Taxable Income and IRA Options

By Terry Savage on March 02, 2015 | Financial Planning / Retirement


My husband and I have questions regarding two things: taxable income and IRA options.

When filing our taxes this year, we are required to pay for the first time. Our taxable income is higher than it has been, so we are hoping to avoid this in the future. Aside from changing our withholdings, do you have any other advice to get the most out of our money? We do not have credit card debt, own our house and have no student loans, so we would like to make sure we keep making smart choices.

The second question is regarding IRAs.
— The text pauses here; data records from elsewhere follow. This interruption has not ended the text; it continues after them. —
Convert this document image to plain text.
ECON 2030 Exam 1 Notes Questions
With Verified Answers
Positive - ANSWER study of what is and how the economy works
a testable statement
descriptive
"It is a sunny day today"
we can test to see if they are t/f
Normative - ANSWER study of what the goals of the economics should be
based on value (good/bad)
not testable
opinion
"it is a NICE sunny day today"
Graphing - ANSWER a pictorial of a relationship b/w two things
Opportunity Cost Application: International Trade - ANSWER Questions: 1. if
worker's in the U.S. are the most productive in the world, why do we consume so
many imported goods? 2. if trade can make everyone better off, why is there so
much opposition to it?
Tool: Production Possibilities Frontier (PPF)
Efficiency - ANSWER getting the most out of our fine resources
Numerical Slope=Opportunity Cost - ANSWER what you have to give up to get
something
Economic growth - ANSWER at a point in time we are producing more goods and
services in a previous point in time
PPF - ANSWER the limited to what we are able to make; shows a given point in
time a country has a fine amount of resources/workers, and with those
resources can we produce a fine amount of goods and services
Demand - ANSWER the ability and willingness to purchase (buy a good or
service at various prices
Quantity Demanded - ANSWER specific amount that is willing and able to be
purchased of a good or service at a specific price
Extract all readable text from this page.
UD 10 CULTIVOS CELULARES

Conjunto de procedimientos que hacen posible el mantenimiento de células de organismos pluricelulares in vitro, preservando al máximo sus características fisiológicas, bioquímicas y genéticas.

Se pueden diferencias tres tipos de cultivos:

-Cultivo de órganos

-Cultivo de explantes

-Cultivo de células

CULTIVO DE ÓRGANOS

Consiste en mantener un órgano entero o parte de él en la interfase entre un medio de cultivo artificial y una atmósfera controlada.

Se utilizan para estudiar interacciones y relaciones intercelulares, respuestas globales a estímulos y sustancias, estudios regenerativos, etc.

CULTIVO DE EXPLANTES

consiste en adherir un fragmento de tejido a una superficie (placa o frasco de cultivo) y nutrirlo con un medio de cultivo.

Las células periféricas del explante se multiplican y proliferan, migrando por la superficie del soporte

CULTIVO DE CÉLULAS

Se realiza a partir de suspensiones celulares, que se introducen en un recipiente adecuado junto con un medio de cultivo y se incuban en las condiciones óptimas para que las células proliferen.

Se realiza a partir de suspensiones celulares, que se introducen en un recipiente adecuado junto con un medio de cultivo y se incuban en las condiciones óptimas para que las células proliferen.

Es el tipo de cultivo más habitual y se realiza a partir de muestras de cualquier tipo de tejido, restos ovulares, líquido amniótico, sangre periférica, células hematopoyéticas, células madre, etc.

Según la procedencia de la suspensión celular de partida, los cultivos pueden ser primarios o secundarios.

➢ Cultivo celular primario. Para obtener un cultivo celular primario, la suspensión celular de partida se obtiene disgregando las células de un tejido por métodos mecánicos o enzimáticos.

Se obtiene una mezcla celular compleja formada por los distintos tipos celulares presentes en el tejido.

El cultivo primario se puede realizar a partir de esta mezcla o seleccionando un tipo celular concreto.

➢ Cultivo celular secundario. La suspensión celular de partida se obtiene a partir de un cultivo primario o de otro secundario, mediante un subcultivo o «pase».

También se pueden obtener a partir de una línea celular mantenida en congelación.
We are both young professionals with 401k accounts – which type of IRA would you recommend?

Looking forward to your feedback!

Kind regards,

Terry Says:  Well, the good news is that you’re in a nice situation — not buried in debt, and presumably only a small mortgage deduction.  There are not too many ways to improve on your situation when it comes to taxes.

I’m guessing that you earn too much to open a Roth IRA.  (In 2015, the AGI phase-out range for taxpayers making contributions to a Roth IRA is $183,000 to $193,000 for married couples filing jointly, up from $181,000 to $191,000 in 2014.)  But you could still open a non-deductible traditional IRA — so more of your money would grow tax-deferred.  (Be sure you are maxing out your 40l(k) up to the company match, if there is one.)

But to get more deductions, you have to make some more commitments.  You might consider rental property, which comes with more complicated tax calculations, but could provide additional deductions.  Or if you are only expecting a year or two of above-average income, you could open an account in a Charitable Gift Fund (see Fidelity Charitable Gift Trust) where you get an immediate deduction for your contribution, but it can grow tax-free and later be distributed to recognized charities in your name.

And finally, not to be flippant, but you didn’t mention children.  They are a huge tax deduction — as well as a huge expense!  If you have a child, you can pretty much guarantee that you won’t ever again worry about having too much extra money!